The Syrian historian, literary critic and founder of the Academy of the Arabic Language in Damascus in 1918, Muhammad Kurd Ali (1876–1953), is considered one of the great personalities of the Arab renaissance movement.

=== Syrian national literature since the mid-20th century ===
After the 1930s, a new generation of a modern literary movement emerged, particularly in the short story and novel genres. These include the historical novels by Ma'ruf Ahmad al-Arna'ut (1892–1942) as well as al-Naham (1937, Greed) and Qawz-quzah (Rainbow, 1946) by Shakib al-Jabiri, which represent milestones in the development of modern fiction in Syria.

In 1948, the partition of neighbouring Palestine and the creation of Israel led to a new turning point in Syrian literature. Adab al-Iltizam, the "literature of political engagement" characterized by social realism, largely replaced the romantic trend of the past decades. Prominent representatives belonged to the League of Arab Writers founded in Damascus in 1951 and the Arab Writers Union that later emerged from it in 1969. The writers in this union shaped the literature of socialist oriented realism for the next twenty years. Hanna Mina (1924–2018), who rejected art for art's sake and dealt with the social and political problems of his time, was one of the foremost Syrian novelists of this movement. After the Six-Day War in 1967, Adab al-Naksa, the "literature of defeat", represented the next important genre in light of the Arab defeat.

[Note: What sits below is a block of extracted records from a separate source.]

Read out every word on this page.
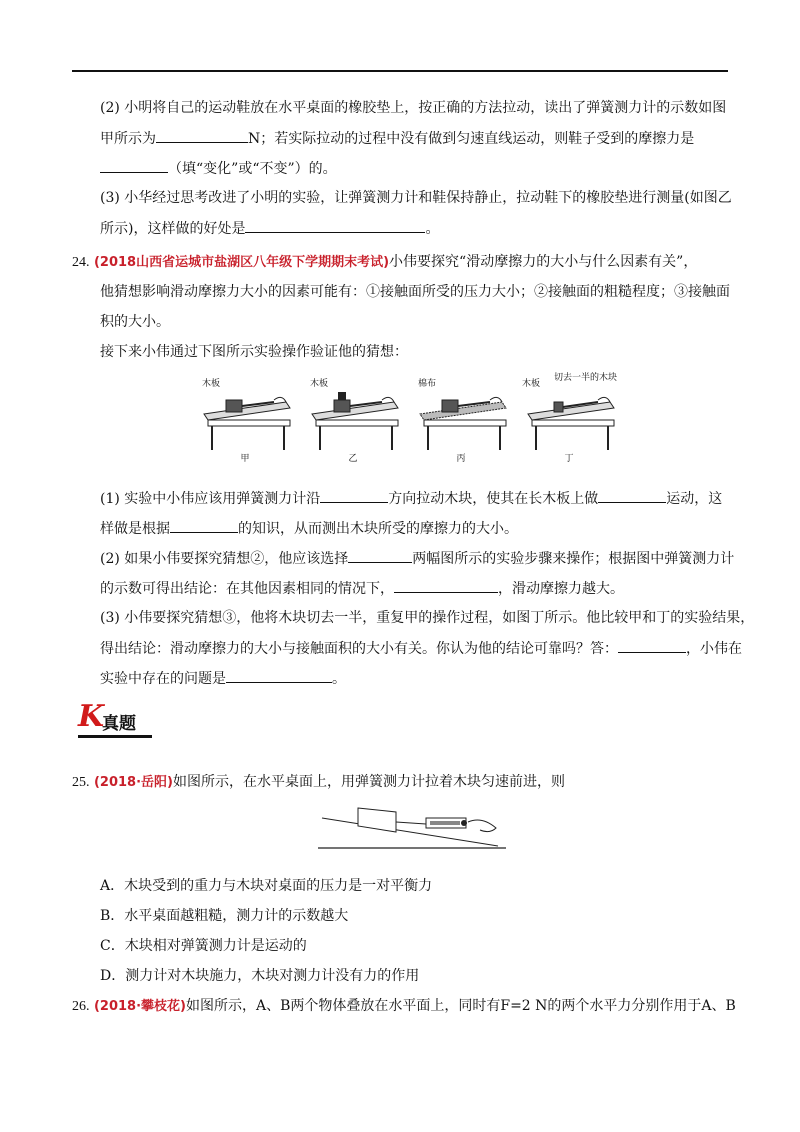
(2) 小明将自己的运动鞋放在水平桌面的橡胶垫上，按正确的方法拉动，读出了弹簧测力计的示数如图
甲所示为	N；若实际拉动的过程中没有做到匀速直线运动，则鞋子受到的摩擦力是
（填“变化”或“不变”）的。
(3) 小华经过思考改进了小明的实验，让弹簧测力计和鞋保持静止，拉动鞋下的橡胶垫进行测量(如图乙
所示)，这样做的好处是	。
24. (2018山西省运城市盐湖区八年级下学期期末考试)小伟要探究“滑动摩擦力的大小与什么因素有关”，
他猜想影响滑动摩擦力大小的因素可能有：①接触面所受的压力大小；②接触面的粗糙程度；③接触面
积的大小。
接下来小伟通过下图所示实验操作验证他的猜想：
木板
甲
木板
乙
棉布
丙
木板
切去一半的木块
丁
(1) 实验中小伟应该用弹簧测力计沿	方向拉动木块，使其在长木板上做	运动，这
样做是根据	的知识，从而测出木块所受的摩擦力的大小。
(2) 如果小伟要探究猜想②，他应该选择	两幅图所示的实验步骤来操作；根据图中弹簧测力计
的示数可得出结论：在其他因素相同的情况下，	，滑动摩擦力越大。
(3) 小伟要探究猜想③，他将木块切去一半，重复甲的操作过程，如图丁所示。他比较甲和丁的实验结果，
得出结论：滑动摩擦力的大小与接触面积的大小有关。你认为他的结论可靠吗？答：	，小伟在
实验中存在的问题是	。
K
真题
25. (2018·岳阳)如图所示，在水平桌面上，用弹簧测力计拉着木块匀速前进，则
A．木块受到的重力与木块对桌面的压力是一对平衡力
B．水平桌面越粗糙，测力计的示数越大
C．木块相对弹簧测力计是运动的
D．测力计对木块施力，木块对测力计没有力的作用
26. (2018·攀枝花)如图所示，A、B两个物体叠放在水平面上，同时有F=2 N的两个水平力分别作用于A、B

Baath Party rule since the 1966 coup brought about stifling censorship. As literary scholar Hanadi Al-Samman puts it, "In the face of threats of persecution or imprisonment, most of Syria's writers had to make a choice between living a life of artistic freedom in exile [...] or resorting to subversive modes of expression that seemingly comply with the demands of the authoritarian police state while undermining and questioning the legitimacy of its rule through subtle literary techniques and new genres". Thus, Syrian literature in the late 20th and early 21st centuries displays characteristics of long-lasting authoritarian rule. The central theme in the Syrian novel of the 2000s is the constant threat of surveillance and oppression by the secret services (mukhābarāt) and other governmental organizations.

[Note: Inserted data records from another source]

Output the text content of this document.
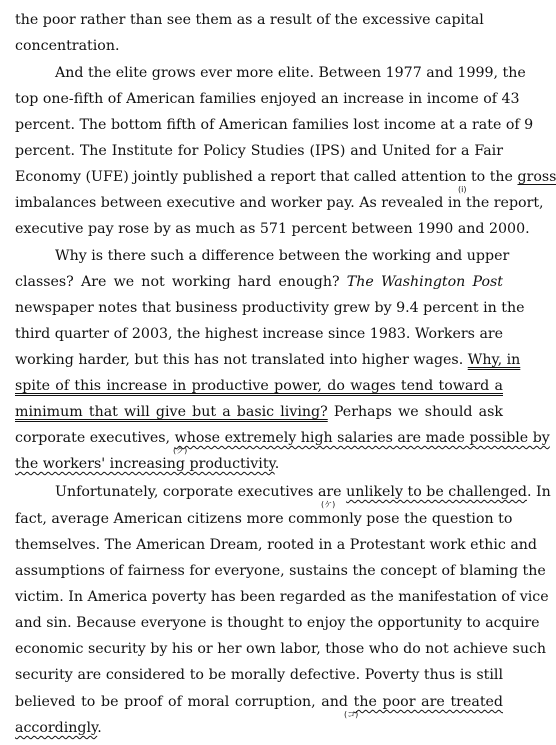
the poor rather than see them as a result of the excessive capital
concentration.
And the elite grows ever more elite. Between 1977 and 1999, the
top one-fifth of American families enjoyed an increase in income of 43
percent. The bottom fifth of American families lost income at a rate of 9
percent. The Institute for Policy Studies (IPS) and United for a Fair
Economy (UFE) jointly published a report that called attention to the gross
(i)
imbalances between executive and worker pay. As revealed in the report,
executive pay rose by as much as 571 percent between 1990 and 2000.
Why is there such a difference between the working and upper
classes? Are we not working hard enough? The Washington Post
newspaper notes that business productivity grew by 9.4 percent in the
third quarter of 2003, the highest increase since 1983. Workers are
working harder, but this has not translated into higher wages. Why, in
spite of this increase in productive power, do wages tend toward a
minimum that will give but a basic living? Perhaps we should ask
corporate executives, whose extremely high salaries are made possible by
(ク)
the workers' increasing productivity.
Unfortunately, corporate executives are unlikely to be challenged. In
(ケ)
fact, average American citizens more commonly pose the question to
themselves. The American Dream, rooted in a Protestant work ethic and
assumptions of fairness for everyone, sustains the concept of blaming the
victim. In America poverty has been regarded as the manifestation of vice
and sin. Because everyone is thought to enjoy the opportunity to acquire
economic security by his or her own labor, those who do not achieve such
security are considered to be morally defective. Poverty thus is still
believed to be proof of moral corruption, and the poor are treated
(コ)
accordingly.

In 1977, the Syrian writer and journalist Zakaria Tamer (b. 1931) remarked: "The power of words is ridiculous in a country that is 70% illiterate." Despite the high number of publishers (379 publishers listed by the Ministry of Economic Affairs in 2004), the numbers of published literary works are relatively low. Among others, several major reasons have been named:

- watching television as a privileged leisure activity
- the low number of libraries and bookstores
- the price of the books
- the shortage of skilled staff in the book sector
- illegal reprints without regard to author's rights
- censorship with revisions taking several months
- as well as the banning of numerous works

==== 20th-century prose ====
Since 1960, the year he published his first collection of short stories, Zakaria Tamer has been one of the best-known prose authors among the Arab public. In his work, he places figures from the Arabic literary tradition in new contexts and thus alludes to the present of his readers. Apart from many short stories, Tamer also wrote books for children and as columnist for Arabic newspapers. After working for many years as a public employee in the Syrian Ministry of Culture and at Syrian state television, he moved to London in 1981, where he also worked as a cultural journalist for Arabic newspapers and magazines.

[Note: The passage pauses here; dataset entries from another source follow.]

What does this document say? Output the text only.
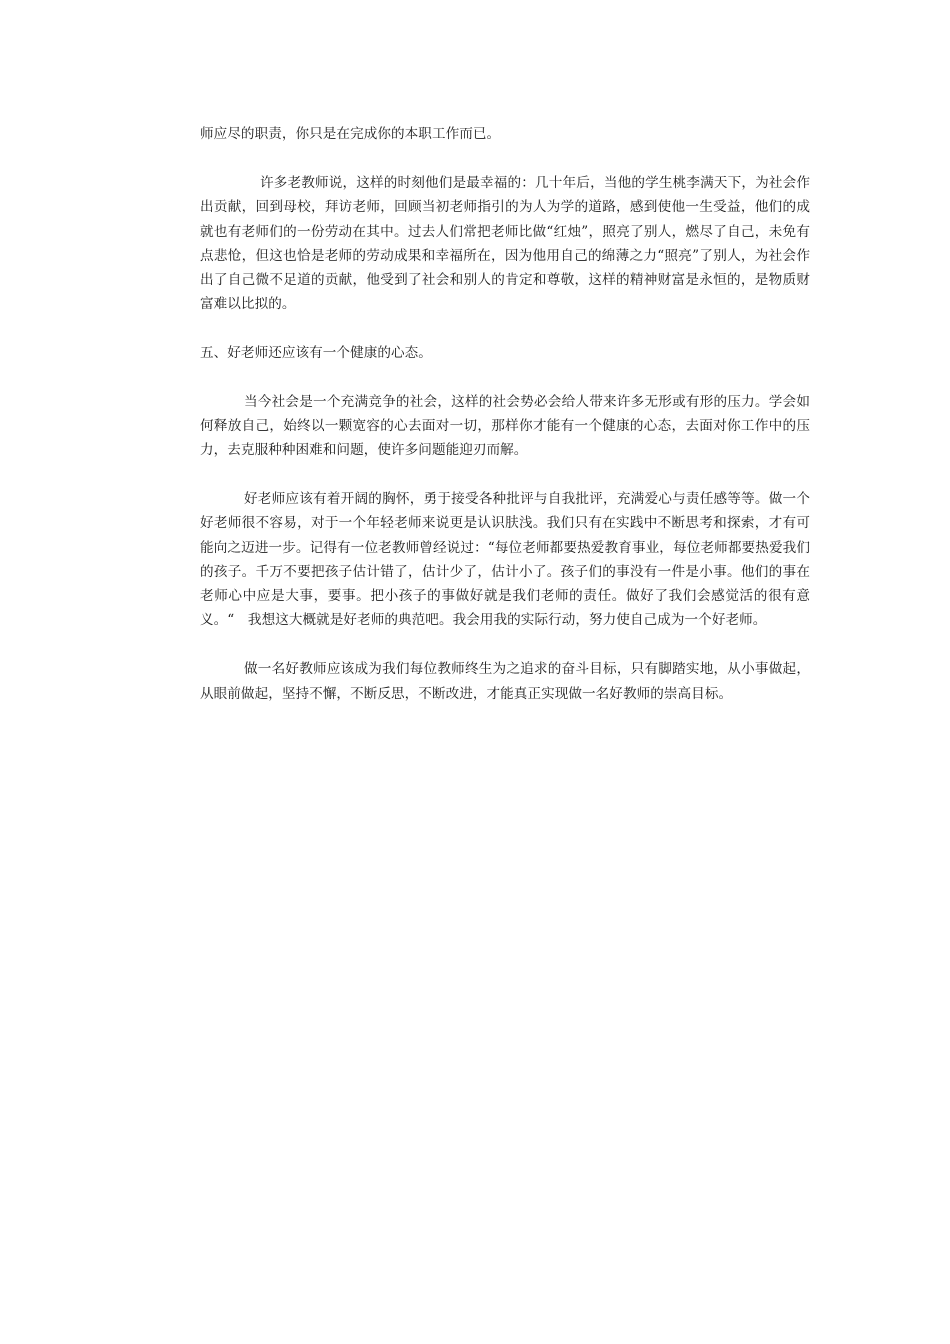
师应尽的职责，你只是在完成你的本职工作而已。

许多老教师说，这样的时刻他们是最幸福的：几十年后，当他的学生桃李满天下，为社会作出贡献，回到母校，拜访老师，回顾当初老师指引的为人为学的道路，感到使他一生受益，他们的成就也有老师们的一份劳动在其中。过去人们常把老师比做“红烛”，照亮了别人，燃尽了自己，未免有点悲怆，但这也恰是老师的劳动成果和幸福所在，因为他用自己的绵薄之力“照亮”了别人，为社会作出了自己微不足道的贡献，他受到了社会和别人的肯定和尊敬，这样的精神财富是永恒的，是物质财富难以比拟的。

五、好老师还应该有一个健康的心态。

当今社会是一个充满竞争的社会，这样的社会势必会给人带来许多无形或有形的压力。学会如何释放自己，始终以一颗宽容的心去面对一切，那样你才能有一个健康的心态，去面对你工作中的压力，去克服种种困难和问题，使许多问题能迎刃而解。

好老师应该有着开阔的胸怀，勇于接受各种批评与自我批评，充满爱心与责任感等等。做一个好老师很不容易，对于一个年轻老师来说更是认识肤浅。我们只有在实践中不断思考和探索，才有可能向之迈进一步。记得有一位老教师曾经说过：“每位老师都要热爱教育事业，每位老师都要热爱我们的孩子。千万不要把孩子估计错了，估计少了，估计小了。孩子们的事没有一件是小事。他们的事在老师心中应是大事，要事。把小孩子的事做好就是我们老师的责任。做好了我们会感觉活的很有意义。“　我想这大概就是好老师的典范吧。我会用我的实际行动，努力使自己成为一个好老师。

做一名好教师应该成为我们每位教师终生为之追求的奋斗目标，只有脚踏实地，从小事做起，从眼前做起，坚持不懈，不断反思，不断改进，才能真正实现做一名好教师的崇高目标。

Haidar Haidar (1936–2023), who came from a village on the Mediterranean coast north of Tartus with a majority Alawite population, was known for his critical attitude towards political and religious institutions and his controversial topics. He wrote seventeen works of novels, short stories, essays and biographies, including Az-Zaman al-Muhish (The Desolate Time), which was listed as number 7 by the Arab Writers Union as one of the 100 best Arabic novels of the 20th century. His novel Walimah li A'ashab al-Bahr, (A Feast for the Seaweeds), first published in Beirut in 1983, was banned in several Arab countries and led to an angry reaction from clerics at Al-Azhar University when the book was reprinted in Egypt in 2000. The clerics issued a fatwa , banning the novel and accused Haidar of heresy and insulting Islam. The plot focuses on two left-wing Iraqi intellectuals who fled their country in the 1970s and who blame dictators and authoritarian politics for the oppression in the Arab world.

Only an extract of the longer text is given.